よろこびイサンディ
@yorocobi_isandy
2026年2月25日
読んでる
副題にもある通り、デカルトからライプニッツまでの哲学者について、その哲学史が一冊にされている。
近代の黎明期と表現される17世紀。
その時代を代表する哲学者の哲学について、著された本である。
昨年末、下村寅太郎著『ライプニッツ』を読んでから、熊野純彦著『西洋哲学史』まで進み、それらの書籍に比べれば、幾分か読みやすい。
著者の来歴に東京大学以上の大学と関わった形跡が認められないことから、彼はアカデミズムの世界におけるメインストリームを歩まなかった人であることが推察される。
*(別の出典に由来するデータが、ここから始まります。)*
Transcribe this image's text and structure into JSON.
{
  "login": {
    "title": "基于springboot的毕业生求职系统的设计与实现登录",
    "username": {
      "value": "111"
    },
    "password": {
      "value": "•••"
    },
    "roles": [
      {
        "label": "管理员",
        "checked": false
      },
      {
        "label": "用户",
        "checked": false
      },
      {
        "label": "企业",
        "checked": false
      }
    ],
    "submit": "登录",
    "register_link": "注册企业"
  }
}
あくまで憶測の域を出ないけれど、かような人が名の通った出版社から本を出すためには、読みやすさを追求する必要があったのではないか、と思われる。
言わずもがな、難しいことを簡単に書くことほど、難易度の高い作業はない。
著者の努力の結晶の一つである著作に触れられる経験は、何物にも替え難く、近代黎明期の哲学史への僕の理解を助けてくれるだろう。
現下、第二部のスピノザの項目の終盤に差し掛かる辺りを読んでいる。
できることなら、今月中に読了を迎えたい。